Hand, Posner, and the Myth of the "Hand Formula"

Richard W. Wright

Abstract


The legal literature generally assumes that an aggregate-risk-utility test is employed to determine whether conduct was reasonable or negligent. However, this test is infrequently mentioned by the courts and almost never explains their decisions. Instead, they apply, explicitly or implicitly, various justice-based standards that take into account the rights and relationships among the parties.

This is true even for the two judges most closely identified with the aggregate-risk-utility test: Learned Hand and Richard Posner. During the five decades (1909-1961) that Hand served as a federal judge, he mentioned the test in only eleven opinions, between 1938 and 1949, and in none of those opinions did he actually apply the test to resolve the negligence issue. In his last reference to the test, in 1949, he essentially abandoned it. None of his fellow circuit judges ever mentioned the test.

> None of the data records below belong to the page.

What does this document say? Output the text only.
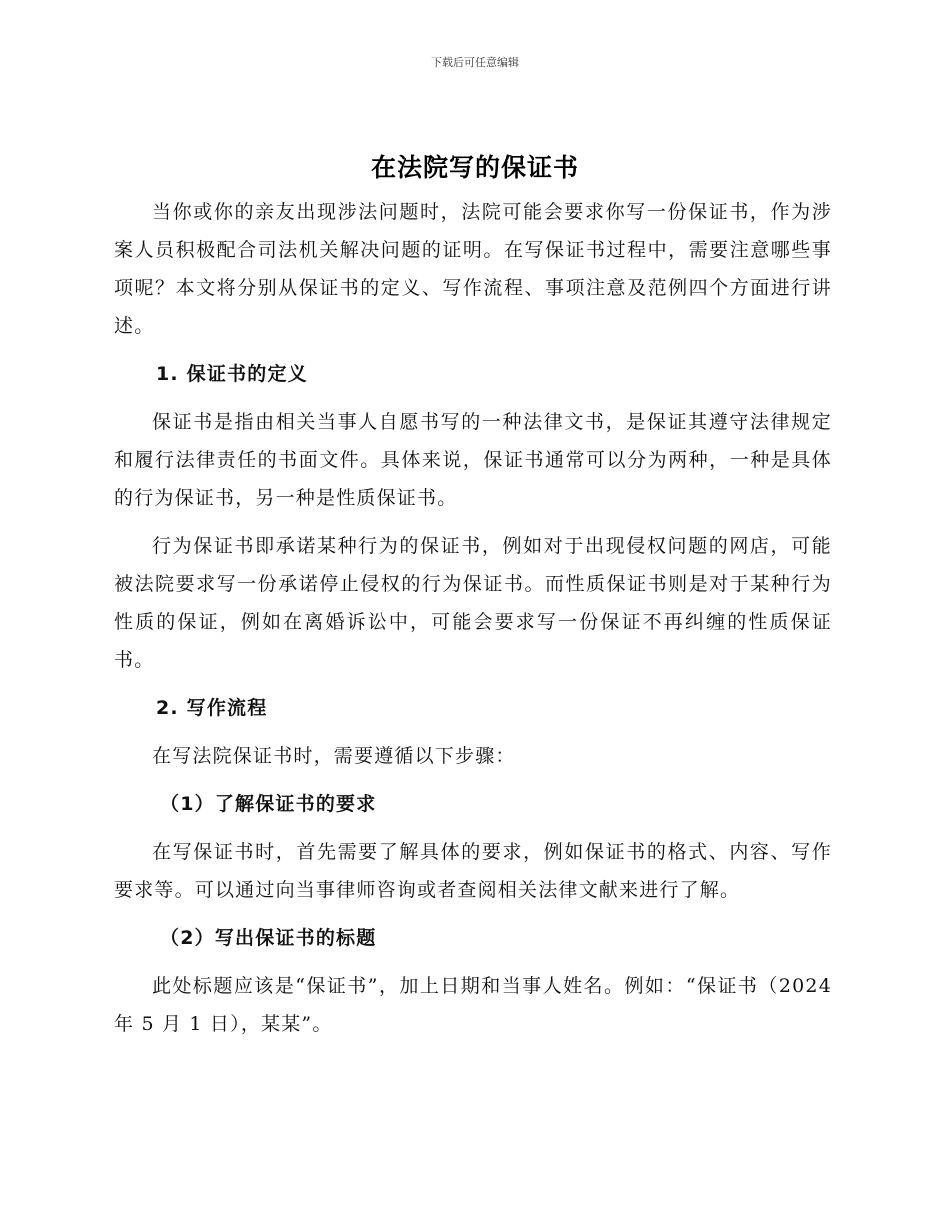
下载后可任意编辑
在法院写的保证书

当你或你的亲友出现涉法问题时，法院可能会要求你写一份保证书，作为涉案人员积极配合司法机关解决问题的证明。在写保证书过程中，需要注意哪些事项呢？本文将分别从保证书的定义、写作流程、事项注意及范例四个方面进行讲述。

1. 保证书的定义

保证书是指由相关当事人自愿书写的一种法律文书，是保证其遵守法律规定和履行法律责任的书面文件。具体来说，保证书通常可以分为两种，一种是具体的行为保证书，另一种是性质保证书。

行为保证书即承诺某种行为的保证书，例如对于出现侵权问题的网店，可能被法院要求写一份承诺停止侵权的行为保证书。而性质保证书则是对于某种行为性质的保证，例如在离婚诉讼中，可能会要求写一份保证不再纠缠的性质保证书。

2. 写作流程

在写法院保证书时，需要遵循以下步骤：

（1）了解保证书的要求

在写保证书时，首先需要了解具体的要求，例如保证书的格式、内容、写作要求等。可以通过向当事律师咨询或者查阅相关法律文献来进行了解。

（2）写出保证书的标题

此处标题应该是“保证书”，加上日期和当事人姓名。例如：“保证书（2024 年 5 月 1 日），某某”。
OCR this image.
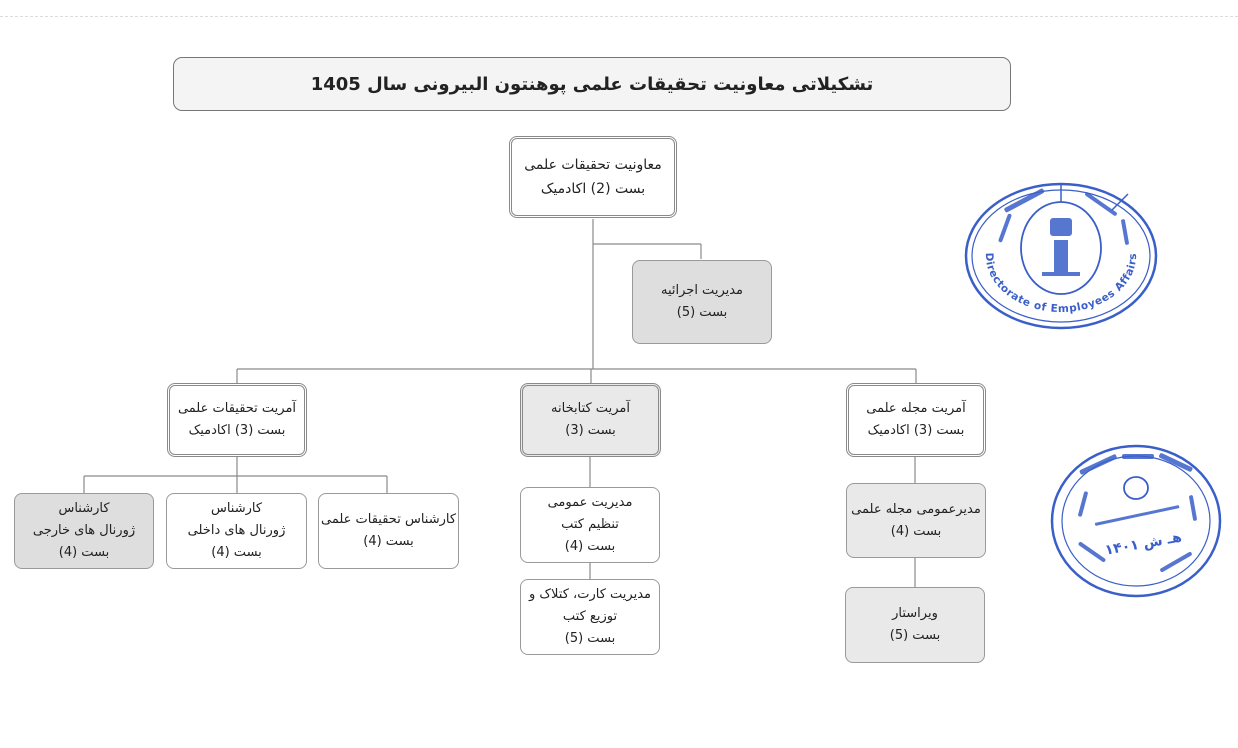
تشکیلاتی معاونیت تحقیقات علمی پوهنتون البیرونی سال 1405
معاونیت تحقیقات علمی
بست (2) اکادمیک
مدیریت اجرائیه
بست (5)
آمریت تحقیقات علمی
بست (3) اکادمیک
آمریت کتابخانه
بست (3)
آمریت مجله علمی
بست (3) اکادمیک
کارشناس
ژورنال های خارجی
بست (4)
کارشناس
ژورنال های داخلی
بست (4)
کارشناس تحقیقات علمی
بست (4)
مدیریت عمومی
تنظیم کتب
بست (4)
مدیریت کارت، کتلاک و
توزیع کتب
بست (5)
مدیرعمومی مجله علمی
بست (4)
ویراستار
بست (5)
Directorate of Employees Affairs
۱۴۰۱ هـ ش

Posner claims that the Hand formula expresses an economic efficiency interpretation of negligence that has long been implicit in judicial opinions. However, Posner’s arguments are based on speculative and implausible assumptions, overbroad generalizations, selective quotations, and superficial descriptions of cases that misstate or ignore facts, language, rationales, and holdings that are inconsistent with his argument. The same flaws are apparent in Posner’s attempts to apply the Hand formula in his own judicial opinions. Neither he nor his like-minded colleague, Frank Easterbrook, has been able to employ the Hand formula to resolve the negligence issue in any case, and none of their fellow circuit judges has attempted to do so.